Tout commence lorsqu’un forain débarque dans un petit village isolé de Castille en possession d’un appareil de projection et de la copie du film Frankenstein, de James Whale. Parmi les spectateurs se trouve Ana (la très talentueuse Ana Torrent), une fille de sept ans, accompagnée par sa grande sœur. Découvrant pour la première fois le cinéma, l’enfant est émerveillé devant les images qui s’offrent à elle. Ne sachant pas encore distinguer le réel de l’imaginaire, Ana apprend de sa sœur, qui se joue d’elle, que le monstre du film rôde aux alentours du village. La petite fille part à sa recherche et découvre progressivement que le monde qui l’entoure n’est pas ce qu’il parait.
Désirant se rapprocher au plus près du monde de l’enfance, Victor Erice choisit d’adopter le seul point de vue de la petite fille. La caméra cherche tout au long du film à épouser le regard d’Ana, à se laisser guider par elle, à se poser sur les choses que seul un esprit jeune et innocent est capable de voir : les jeux de lumières, d’ombres, le spectacle de la nature… Il s’agit de mettre en scène une expérience directe du monde qui privilégie essentiellement le visible au verbal. Loin des étranges préoccupations des adultes qui n’apparaissent qu’en filigrane, le quotidien de la petite fille brille tout à la fois par sa beauté et sa noirceur fondamentales.
Ana n’est pas seulement au centre du récit mais au centre de toute la création du film. En adoptant le point de vue de l’enfant, la caméra ne se contente pas de filmer la réalité telle qu’Ana la perçoit mais aussi telle qu’elle l’imagine. Les nombreux plans sur les ombres inquiétantes, qui se propagent dans la chambre de la jeune fille, embrassent idéalement la dichotomie entre les mondes et cristallisent la ferveur de l’imaginaire de la petite Ana.
Deux principes sont ainsi mis en œuvre dans le film : la capacité pour le personnage de percevoir et d’éprouver le visible d’une part ; son aptitude, d’autre part, à imaginer et à projeter ses fantasmes.
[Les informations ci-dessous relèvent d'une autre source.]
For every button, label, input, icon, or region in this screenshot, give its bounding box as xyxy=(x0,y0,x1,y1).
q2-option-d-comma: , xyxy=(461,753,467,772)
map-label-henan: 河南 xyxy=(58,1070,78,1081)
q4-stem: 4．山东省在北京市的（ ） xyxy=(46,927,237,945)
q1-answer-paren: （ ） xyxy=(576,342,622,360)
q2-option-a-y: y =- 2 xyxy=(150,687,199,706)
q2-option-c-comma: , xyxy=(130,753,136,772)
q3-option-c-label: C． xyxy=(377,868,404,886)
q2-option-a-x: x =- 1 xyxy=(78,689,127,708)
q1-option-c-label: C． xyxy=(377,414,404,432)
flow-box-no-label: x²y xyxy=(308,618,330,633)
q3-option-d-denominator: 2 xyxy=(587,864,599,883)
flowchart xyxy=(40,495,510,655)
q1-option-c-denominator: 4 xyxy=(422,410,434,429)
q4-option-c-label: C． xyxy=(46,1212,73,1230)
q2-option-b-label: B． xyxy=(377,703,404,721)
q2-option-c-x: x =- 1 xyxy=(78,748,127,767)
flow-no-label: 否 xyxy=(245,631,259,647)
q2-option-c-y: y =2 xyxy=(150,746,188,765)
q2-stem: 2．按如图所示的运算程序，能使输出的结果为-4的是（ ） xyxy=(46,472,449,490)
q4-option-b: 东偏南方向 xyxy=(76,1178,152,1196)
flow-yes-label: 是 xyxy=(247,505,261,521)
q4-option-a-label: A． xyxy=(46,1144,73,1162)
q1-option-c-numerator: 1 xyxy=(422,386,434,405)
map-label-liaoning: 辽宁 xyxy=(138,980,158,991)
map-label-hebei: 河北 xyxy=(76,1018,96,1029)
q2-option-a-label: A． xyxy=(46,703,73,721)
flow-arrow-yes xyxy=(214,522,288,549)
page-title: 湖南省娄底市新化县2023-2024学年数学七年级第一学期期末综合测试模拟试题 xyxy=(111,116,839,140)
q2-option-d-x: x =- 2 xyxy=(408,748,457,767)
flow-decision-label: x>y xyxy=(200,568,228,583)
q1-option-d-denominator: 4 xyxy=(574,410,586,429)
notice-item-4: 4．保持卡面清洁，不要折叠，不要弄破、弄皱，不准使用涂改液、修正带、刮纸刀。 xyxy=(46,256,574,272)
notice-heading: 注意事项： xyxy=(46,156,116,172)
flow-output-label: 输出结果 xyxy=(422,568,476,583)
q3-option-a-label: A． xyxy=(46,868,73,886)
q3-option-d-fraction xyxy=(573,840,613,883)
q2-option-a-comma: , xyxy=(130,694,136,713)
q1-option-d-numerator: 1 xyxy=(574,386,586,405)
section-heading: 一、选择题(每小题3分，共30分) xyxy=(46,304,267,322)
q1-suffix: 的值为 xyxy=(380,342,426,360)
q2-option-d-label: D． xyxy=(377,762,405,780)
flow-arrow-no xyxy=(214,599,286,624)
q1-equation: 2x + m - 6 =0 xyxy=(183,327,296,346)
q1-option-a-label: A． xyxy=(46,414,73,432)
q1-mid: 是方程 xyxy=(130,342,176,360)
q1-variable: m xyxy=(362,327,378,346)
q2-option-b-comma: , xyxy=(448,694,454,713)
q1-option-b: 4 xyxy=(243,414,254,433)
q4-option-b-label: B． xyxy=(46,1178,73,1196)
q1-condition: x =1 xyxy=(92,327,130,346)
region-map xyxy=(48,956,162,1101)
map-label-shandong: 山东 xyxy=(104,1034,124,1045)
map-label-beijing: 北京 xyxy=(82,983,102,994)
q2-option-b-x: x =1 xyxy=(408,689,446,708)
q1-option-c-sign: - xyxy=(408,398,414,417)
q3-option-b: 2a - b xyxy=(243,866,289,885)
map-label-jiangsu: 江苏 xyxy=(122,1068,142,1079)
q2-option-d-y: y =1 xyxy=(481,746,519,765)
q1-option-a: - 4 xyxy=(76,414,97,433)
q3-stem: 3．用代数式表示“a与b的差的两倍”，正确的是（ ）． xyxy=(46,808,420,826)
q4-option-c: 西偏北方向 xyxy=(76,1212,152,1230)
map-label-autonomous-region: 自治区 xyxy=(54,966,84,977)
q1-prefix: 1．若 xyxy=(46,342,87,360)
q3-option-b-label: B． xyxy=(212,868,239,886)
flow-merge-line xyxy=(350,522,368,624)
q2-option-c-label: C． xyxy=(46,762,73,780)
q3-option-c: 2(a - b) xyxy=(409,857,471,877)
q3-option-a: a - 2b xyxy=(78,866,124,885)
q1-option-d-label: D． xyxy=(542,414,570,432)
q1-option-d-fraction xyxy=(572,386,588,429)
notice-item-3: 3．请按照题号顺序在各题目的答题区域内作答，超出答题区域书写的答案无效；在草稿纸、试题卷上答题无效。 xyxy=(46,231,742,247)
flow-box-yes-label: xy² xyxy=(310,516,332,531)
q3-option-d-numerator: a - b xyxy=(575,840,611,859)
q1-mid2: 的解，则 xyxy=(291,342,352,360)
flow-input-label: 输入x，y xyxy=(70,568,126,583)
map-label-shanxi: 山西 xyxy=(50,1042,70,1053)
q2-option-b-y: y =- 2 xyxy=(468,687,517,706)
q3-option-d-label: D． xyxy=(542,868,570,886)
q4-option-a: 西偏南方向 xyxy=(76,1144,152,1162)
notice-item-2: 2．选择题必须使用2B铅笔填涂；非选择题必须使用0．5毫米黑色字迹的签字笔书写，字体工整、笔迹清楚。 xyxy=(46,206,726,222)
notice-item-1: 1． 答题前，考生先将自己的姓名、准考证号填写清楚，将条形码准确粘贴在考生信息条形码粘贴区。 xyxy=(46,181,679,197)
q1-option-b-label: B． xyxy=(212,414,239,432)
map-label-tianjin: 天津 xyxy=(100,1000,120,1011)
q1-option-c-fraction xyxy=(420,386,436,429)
Les choses se déroulent tout aussi bien devant les yeux de la petite fille que dans sa tête. En témoigne la très belle scène de rencontre entre l’enfant et la créature de Frankenstein : se penchant au-dessus d’une mare d’eau, Ana assiste à la transformation de son propre reflet en celui du monstre qu’elle désire approcher.
L’esprit de la ruche n’est pas à proprement parler un film sur l’enfance mais une œuvre profondément poétique qui s’efforce d’en capter l’essence. Ayant mis au point un style inventif et original qui repose sur la dilatation des repères spatio-temporels, Victor Erice parvient à entrelacer avec subtilité le réalisme et l’onirisme en un seul et même type de représentation. Le long-métrage espagnol – qui, par la suite, influencera des films comme Cria Cuervos ou Le Labyrinthe de Pan – est une étonnante démonstration de la magie du cinéma, une véritable expérience artistique.